社員約500人が「カンパーイ!」と声を合わせたが、ハウリングなど雑音も発生。音声は乱れたものの、パソコン画面上にはビールを掲げる社員の姿が並んだ。
YouTube中継も併用
社員の交流を図るためさまざまなフリートーク部屋が用意された。
撮影:横山耕太郎
オンライン飲み会の責任者を務めた同社の松岡芳弘・プロモーションプロデュース事業部長は、「在宅勤務の社員も多く、オンライン会議でしか顔を見なくなってしまいました。これまでのように無駄話をして、一体感を感じてもらえるイベントにしたがった」と話す。
乾杯や社長あいさつの後は、社員がトークルームに移動してフリートーク。
部署ごとのトークルームや、「アニメ好きの部屋」「お子さんOK!の部屋」など、テーマごとの部屋も用意。全部で66の部屋を行き来することで、交流を生む仕組みを考えた。
またYouTubeも併用。新入社員や役員によるトーク番組など、スタジオ中継をYouTubeで同時に流すことで、スタジオ中継を見ながらZoomで会話できるようにした。
ビンゴには約800人参加
ビンゴ大会では、スタジオから生中継で「番号」が発表された。
撮影:横山耕太郎
イベント序盤に集まった社員は約500人だったが、掃除機ロボットなどの景品があたるビンゴ大会には、約800人の社員が集まった。
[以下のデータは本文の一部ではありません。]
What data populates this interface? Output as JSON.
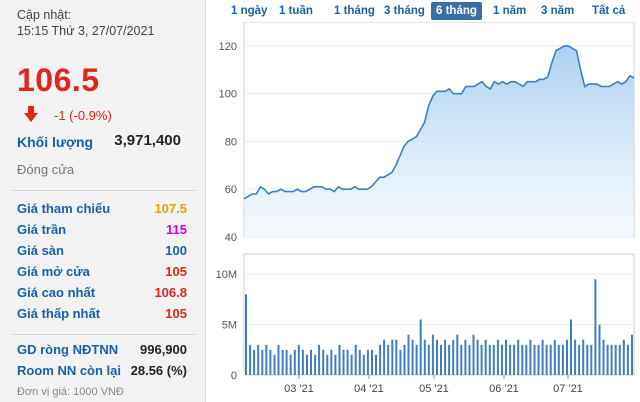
{
  "info": {
    "update_label": "Cập nhật:",
    "update_time": "15:15 Thứ 3, 27/07/2021",
    "price": "106.5",
    "change": "-1 (-0.9%)",
    "volume_label": "Khối lượng",
    "volume_value": "3,971,400",
    "close_label": "Đóng cửa",
    "rows": [
      {
        "label": "Giá tham chiếu",
        "value": "107.5",
        "color": "#e8a100"
      },
      {
        "label": "Giá trần",
        "value": "115",
        "color": "#d400d4"
      },
      {
        "label": "Giá sàn",
        "value": "100",
        "color": "#1a5fa8"
      },
      {
        "label": "Giá mở cửa",
        "value": "105",
        "color": "#e0251b"
      },
      {
        "label": "Giá cao nhất",
        "value": "106.8",
        "color": "#e0251b"
      },
      {
        "label": "Giá thấp nhất",
        "value": "105",
        "color": "#e0251b"
      }
    ],
    "foreign_net_label": "GD ròng NĐTNN",
    "foreign_net_value": "996,900",
    "room_label": "Room NN còn lại",
    "room_value": "28.56 (%)",
    "unit_label": "Đơn vị giá: 1000 VNĐ"
  },
  "tabs": [
    "1 ngày",
    "1 tuần",
    "1 tháng",
    "3 tháng",
    "6 tháng",
    "1 năm",
    "3 năm",
    "Tất cả"
  ],
  "active_tab": "6 tháng",
  "colors": {
    "accent": "#3a6ea5",
    "down": "#e0251b",
    "area_top": "#a8cdef",
    "line": "#3d7fc1",
    "volume_bar": "#3d7fc1"
  },
  "chart_data": [
    {
      "type": "area",
      "x_tick_labels": [
        "03 '21",
        "04 '21",
        "05 '21",
        "06 '21",
        "07 '21"
      ],
      "y_ticks": [
        40,
        60,
        80,
        100,
        120
      ],
      "ylim": [
        40,
        130
      ],
      "values": [
        56,
        57,
        58,
        58,
        61,
        60,
        58,
        59,
        59,
        60,
        59,
        59,
        59,
        60,
        59,
        59,
        60,
        61,
        61,
        61,
        60,
        60,
        59,
        61,
        60,
        60,
        60,
        61,
        60,
        60,
        60,
        61,
        63,
        65,
        65,
        66,
        67,
        70,
        74,
        78,
        80,
        81,
        82,
        85,
        88,
        95,
        99,
        101,
        101,
        101,
        102,
        100,
        100,
        100,
        103,
        103,
        103,
        104,
        105,
        103,
        102,
        105,
        104,
        105,
        104,
        105,
        105,
        104,
        103,
        105,
        105,
        105,
        106,
        106,
        107,
        113,
        118,
        119,
        120,
        120,
        119,
        118,
        110,
        103,
        104,
        104,
        104,
        103,
        103,
        103,
        104,
        105,
        104,
        105,
        107.5,
        106.5
      ]
    },
    {
      "type": "bar",
      "y_tick_labels": [
        "0",
        "5M",
        "10M"
      ],
      "ylim": [
        0,
        12
      ],
      "values": [
        8,
        3,
        2.5,
        3,
        2.5,
        3,
        2.5,
        2,
        3,
        2.5,
        2.5,
        2,
        2.5,
        3,
        2.5,
        2,
        2.5,
        2,
        3,
        2.5,
        2,
        2.5,
        2,
        3,
        2.5,
        2.5,
        2,
        3,
        2.5,
        2,
        2.5,
        2.5,
        2,
        3,
        3.5,
        3,
        3.5,
        3.5,
        2.5,
        3,
        4,
        3.5,
        3,
        5.5,
        3.5,
        3,
        4,
        3.5,
        3,
        3.5,
        3,
        3.5,
        4,
        3,
        3.5,
        3,
        4,
        3.5,
        3,
        3.5,
        3,
        3,
        3.5,
        3,
        3.5,
        3,
        3,
        3.5,
        3,
        3,
        3.5,
        3,
        3,
        3.5,
        3,
        3,
        3.5,
        3,
        3,
        3.5,
        5.5,
        3.5,
        3,
        3.5,
        3,
        3,
        9.5,
        5,
        3.5,
        3,
        3,
        3,
        3,
        3.5,
        3,
        4
      ]
    }
  ]
}
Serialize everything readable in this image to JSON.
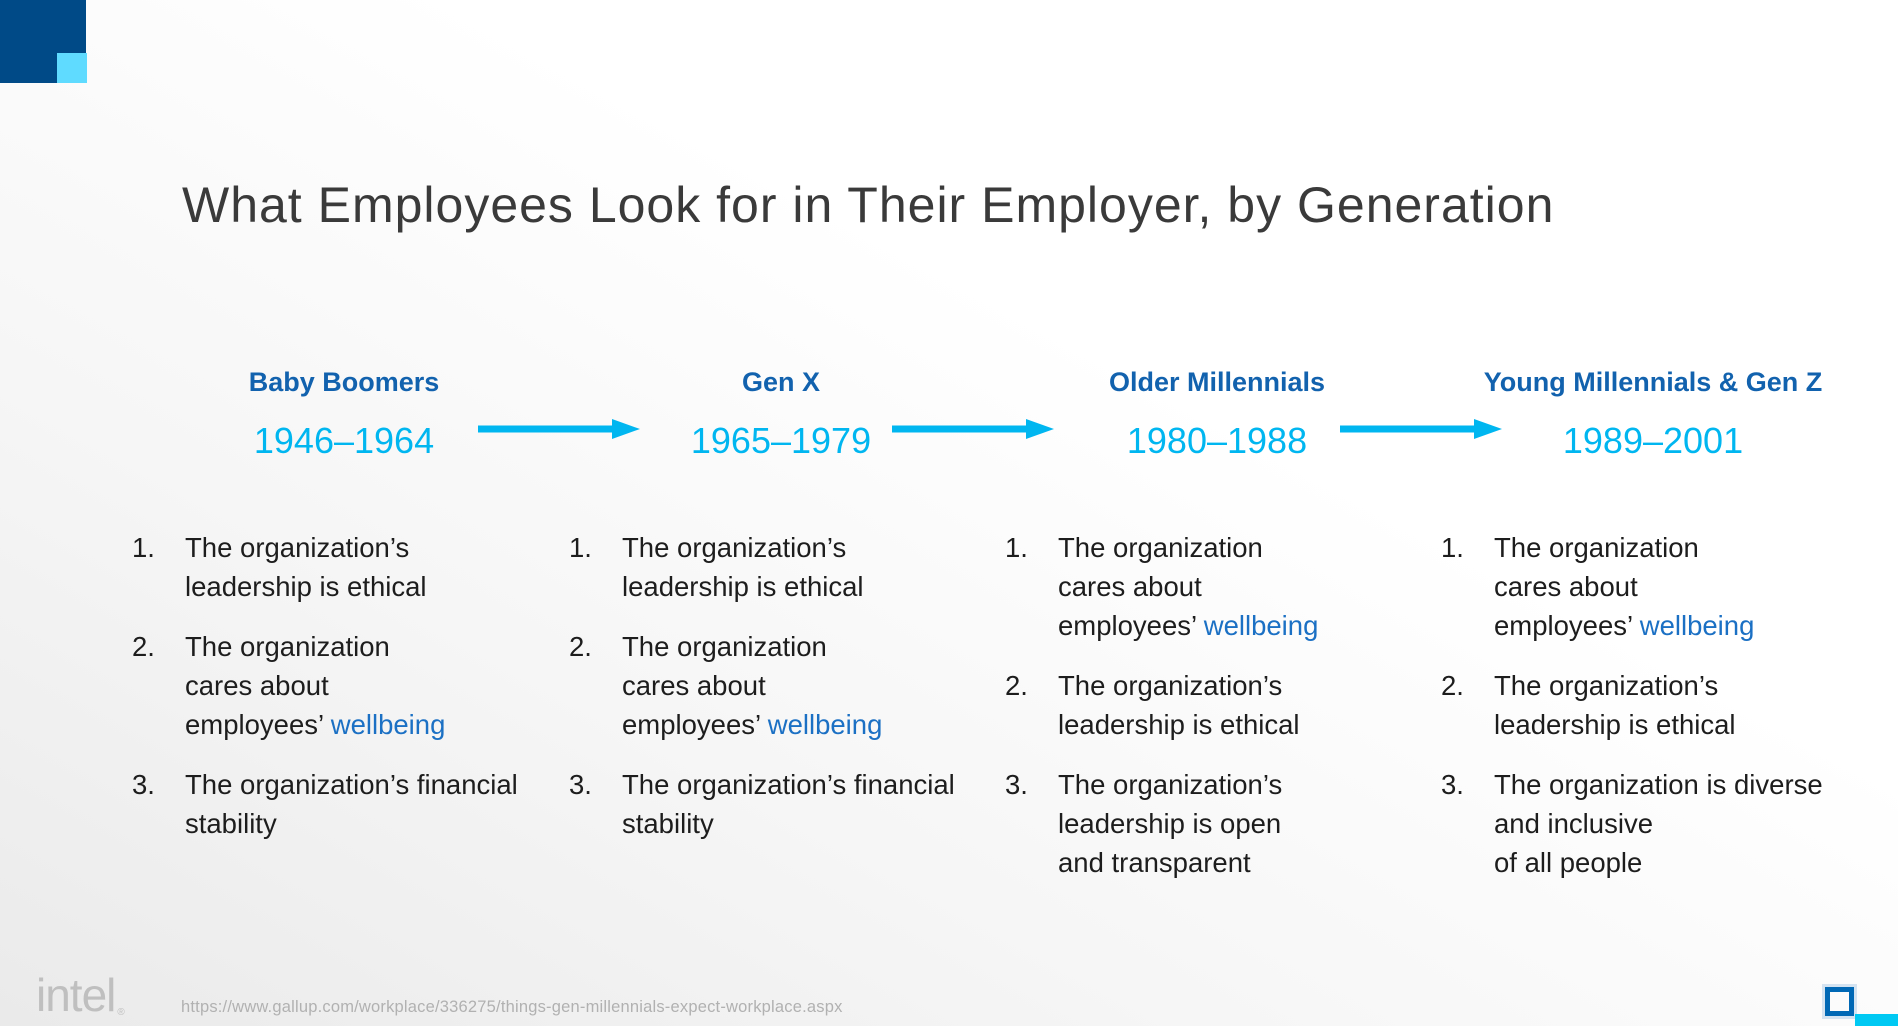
{
  "slide": {
    "title": "What Employees Look for in Their Employer, by Generation"
  },
  "columns": [
    {
      "name": "Baby Boomers",
      "years": "1946–1964",
      "items": [
        {
          "number": "1.",
          "lines": [
            [
              {
                "t": "The organization’s"
              }
            ],
            [
              {
                "t": "leadership is ethical"
              }
            ]
          ]
        },
        {
          "number": "2.",
          "lines": [
            [
              {
                "t": "The organization"
              }
            ],
            [
              {
                "t": "cares about"
              }
            ],
            [
              {
                "t": "employees’ "
              },
              {
                "t": "wellbeing",
                "accent": true
              }
            ]
          ]
        },
        {
          "number": "3.",
          "lines": [
            [
              {
                "t": "The organization’s financial"
              }
            ],
            [
              {
                "t": "stability"
              }
            ]
          ]
        }
      ]
    },
    {
      "name": "Gen X",
      "years": "1965–1979",
      "items": [
        {
          "number": "1.",
          "lines": [
            [
              {
                "t": "The organization’s"
              }
            ],
            [
              {
                "t": "leadership is ethical"
              }
            ]
          ]
        },
        {
          "number": "2.",
          "lines": [
            [
              {
                "t": "The organization"
              }
            ],
            [
              {
                "t": "cares about"
              }
            ],
            [
              {
                "t": "employees’ "
              },
              {
                "t": "wellbeing",
                "accent": true
              }
            ]
          ]
        },
        {
          "number": "3.",
          "lines": [
            [
              {
                "t": "The organization’s financial"
              }
            ],
            [
              {
                "t": "stability"
              }
            ]
          ]
        }
      ]
    },
    {
      "name": "Older Millennials",
      "years": "1980–1988",
      "items": [
        {
          "number": "1.",
          "lines": [
            [
              {
                "t": "The organization"
              }
            ],
            [
              {
                "t": "cares about"
              }
            ],
            [
              {
                "t": "employees’ "
              },
              {
                "t": "wellbeing",
                "accent": true
              }
            ]
          ]
        },
        {
          "number": "2.",
          "lines": [
            [
              {
                "t": "The organization’s"
              }
            ],
            [
              {
                "t": "leadership is ethical"
              }
            ]
          ]
        },
        {
          "number": "3.",
          "lines": [
            [
              {
                "t": "The organization’s"
              }
            ],
            [
              {
                "t": "leadership is open"
              }
            ],
            [
              {
                "t": "and transparent"
              }
            ]
          ]
        }
      ]
    },
    {
      "name": "Young Millennials & Gen Z",
      "years": "1989–2001",
      "items": [
        {
          "number": "1.",
          "lines": [
            [
              {
                "t": "The organization"
              }
            ],
            [
              {
                "t": "cares about"
              }
            ],
            [
              {
                "t": "employees’ "
              },
              {
                "t": "wellbeing",
                "accent": true
              }
            ]
          ]
        },
        {
          "number": "2.",
          "lines": [
            [
              {
                "t": "The organization’s"
              }
            ],
            [
              {
                "t": "leadership is ethical"
              }
            ]
          ]
        },
        {
          "number": "3.",
          "lines": [
            [
              {
                "t": "The organization is diverse"
              }
            ],
            [
              {
                "t": "and inclusive"
              }
            ],
            [
              {
                "t": "of all people"
              }
            ]
          ]
        }
      ]
    }
  ],
  "footer": {
    "brand": "intel",
    "registered_mark": "®",
    "source_url": "https://www.gallup.com/workplace/336275/things-gen-millennials-expect-workplace.aspx"
  },
  "icons": {
    "flow-arrow-icon": "right-pointing cyan arrow between generations",
    "outline-square-icon": "blue outlined square",
    "dark-blue-square": "solid dark blue square",
    "cyan-square": "solid light cyan square",
    "cyan-corner-strip": "cyan rectangle in bottom-right corner"
  },
  "colors": {
    "dark_blue": "#004A87",
    "corner_cyan": "#5FDBFF",
    "accent_cyan": "#00B6F0",
    "header_blue": "#1262AE",
    "wellbeing_blue": "#1B70C4",
    "outline_square_blue": "#0068B5",
    "strip_cyan": "#00C9F3",
    "title_gray": "#3a3a3a",
    "body_text": "#1d1d1d",
    "footer_gray": "#b1b1b1"
  }
}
Zoom上で行われたビンゴでは、当選した人がカメラに向かって手を振って当選をアピールしていた。
「例年バーベキューの参加者は600人でしたが、オンライン飲み会のアクセス数を見ると、今回の参加者は1000人以上となりました。オンライン開催によって参加者の幅が広がりました」(松岡さん)
反省点もある。トークルームを60以上も作ったことで、「多すぎてどこに入ればいいのか分からない」という声が多く、誰もいないトークルームが続出した。
「オンライン上で自由に交流してもらうには、もっと工夫が必要でした」(松岡さん)
パッケージ販売につなげる狙いも
イベントの責任者を務めた松岡芳弘さん(左)は「反省点もあるが、予定通り進行できた」と話した。
撮影:横山耕太郎
今回のオンライン飲み会の狙いは、社内コミュニケーション活性化だけではない。
イベントのプロデュースも行っている東北新社では、今回のような大規模な社内オンラインイベントについても、パッケージ販売を強化したいとしている。
つまり、初の巨大オンライン飲み会は、大がかりな「実験」の意味合いもあった。
「今後、大規模な社内オンラインイベント需要が増えると見込んでいます。コロナ禍でどのようにレクリエーションを行っていくか、考えている企業も少なくない。イベント開催に関わる企業として、エンターテイメント性の高いイベントを提案していきたい」(同社の担当者)
今回取材したのは、運営側の社員が集まったスタジオ。おそらく過去にほぼ例のない大規模なオンライン飲み会を切り盛りする現場は、文字どおり熱気に包まれていた。
ただ、飲み会の主役は、画面の向こう側の社員だ。
自宅から参加した社員も、リアルの場での飲み会と同じような満足感を感じられたかどうか。巨大オンライン飲み会が普及するかどうかのポイントになりそうだ。